AstraZeneca reports promising lung cancer results from Phase III immunotherapy drug trial

In Clinical Studies News by Barbara Jacoby

By: Alaric DeArment


The company said Imfinzi and chemotherapy, with or without tremelimumab, extended progression-free survival in first-line non-small cell lung cancer versus chemotherapy, setting up Imfinzi as a potential competitor to Merck’s Keytruda. Overall survival data are expected next year

A British drugmaker’s program to develop an immunotherapy combination for a type lung cancer that could compete with one of the more established drugs for the disease has partially paid off.

London-based AstraZeneca reported positive progression-free survival (PFS) results Monday from its Phase III POSEIDON trial of Imfinzi (durvalumab), tremelimumab and chemotherapy in first-line metastatic non-small cell lung cancer. The company did not disclose full data from the trial, but said it would submit the results for presentation at a future medical meeting and share them with regulators, along with continuing to assess the trial’s other primary endpoint of overall survival (OS), data for which are expected next year.

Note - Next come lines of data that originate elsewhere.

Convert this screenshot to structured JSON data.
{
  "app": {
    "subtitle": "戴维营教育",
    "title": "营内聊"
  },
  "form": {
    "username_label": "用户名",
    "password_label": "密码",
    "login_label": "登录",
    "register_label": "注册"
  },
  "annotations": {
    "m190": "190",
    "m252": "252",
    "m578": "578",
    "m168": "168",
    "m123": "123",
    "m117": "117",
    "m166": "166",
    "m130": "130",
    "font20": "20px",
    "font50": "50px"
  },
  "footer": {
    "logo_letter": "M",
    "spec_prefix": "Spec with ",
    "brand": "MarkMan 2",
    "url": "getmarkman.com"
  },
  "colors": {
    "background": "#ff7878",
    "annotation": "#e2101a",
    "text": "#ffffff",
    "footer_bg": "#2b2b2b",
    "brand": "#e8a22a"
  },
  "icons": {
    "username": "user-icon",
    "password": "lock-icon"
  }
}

Imfinzi is a PD-L1 immune checkpoint inhibitor currently approved for treating certain patients with urothelial carcinoma and Stage III unresectable NSCLC after chemoradiation therapy. Merck & Co.’s PD-1 inhibitor, Keytruda (pembrolizumab), is approved for first-line metastatic NSCLC. Tremelimumab is a CTLA-4 inhibitor that is not yet approved; the only approved drug in that class is Bristol-Myers Squibb’s Yervoy (ipilimumab), given with its own PD-1 inhibitor, Opdivo (nivolumab) for melanoma.

POSEIDON enrolled 1,000 patients and randomized them to receive Imfinzi with tremelimumab and one of five platinum-based chemotherapy agents, Imfinzi with chemotherapy or chemotherapy alone, according to The company said the trial showed a statistically significant positive PFS benefit for patients on the doublet and triplet combination over chemotherapy by itself. In addition, the safety of the triplet combination was similar to that of the doublet, with no increased discontinuation of therapy.

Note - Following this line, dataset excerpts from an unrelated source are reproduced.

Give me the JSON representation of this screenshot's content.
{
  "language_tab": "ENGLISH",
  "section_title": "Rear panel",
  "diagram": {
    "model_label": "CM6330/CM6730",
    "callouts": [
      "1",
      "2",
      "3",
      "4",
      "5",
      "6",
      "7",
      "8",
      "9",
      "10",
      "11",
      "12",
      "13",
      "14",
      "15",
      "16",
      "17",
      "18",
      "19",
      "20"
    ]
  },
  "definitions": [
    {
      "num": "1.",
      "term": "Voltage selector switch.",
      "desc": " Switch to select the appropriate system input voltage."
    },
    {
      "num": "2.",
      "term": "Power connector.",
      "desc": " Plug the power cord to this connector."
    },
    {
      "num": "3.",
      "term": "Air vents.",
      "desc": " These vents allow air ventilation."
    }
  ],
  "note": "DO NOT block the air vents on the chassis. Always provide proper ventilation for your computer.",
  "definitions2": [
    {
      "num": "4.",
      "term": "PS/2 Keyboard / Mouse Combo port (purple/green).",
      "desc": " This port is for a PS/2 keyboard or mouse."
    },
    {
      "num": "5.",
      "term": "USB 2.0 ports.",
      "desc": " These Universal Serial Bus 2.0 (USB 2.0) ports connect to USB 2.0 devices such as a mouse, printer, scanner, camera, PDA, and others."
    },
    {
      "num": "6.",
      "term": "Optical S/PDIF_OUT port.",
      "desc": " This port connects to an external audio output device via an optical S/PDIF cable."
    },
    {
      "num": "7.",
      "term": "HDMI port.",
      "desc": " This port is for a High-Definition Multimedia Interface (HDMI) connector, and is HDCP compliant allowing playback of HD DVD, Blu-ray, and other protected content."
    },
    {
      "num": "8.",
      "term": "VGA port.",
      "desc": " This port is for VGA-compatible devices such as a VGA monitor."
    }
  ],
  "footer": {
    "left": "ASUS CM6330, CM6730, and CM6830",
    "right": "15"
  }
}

AstraZeneca did not say whether the triplet combination outperformed the doublet combination. However, a spokesperson said by telephone that full results of the trial would dive into that, adding via email that results submitted for a future presentation would include further PFS analysis on the doublet and triplet combinations.

“Clinical benefit was observed in a trial population that included a high proportion of patients with squamous disease and multiple choices of chemotherapy regimens,” AstraZeneca executive vice president for oncology research and development Jose Baselga said in a statement. “Additionally, the potential to add tremelimumab to Imfinzi and chemotherapy may present an important treatment approach in this challenging setting, especially taking into consideration the favorable safety profile.”

AstraZeneca’s efforts to expand Imfinzi beyond its current indications and into other lung cancers have hitherto met mixed results. In June, it announced positive results from the Phase III CASPIAN study in extensive-stage small-cell lung cancer, encroaching on turf currently dominated by Roche’s PD-L1 inhibitor, Tecentriq (atezolizumab). However, the NEPTUNE study comparing Imfinzi and tremelimumab as a two-drug combination with chemotherapy in first-line metastatic NSCLC was not successful in extending overall survival.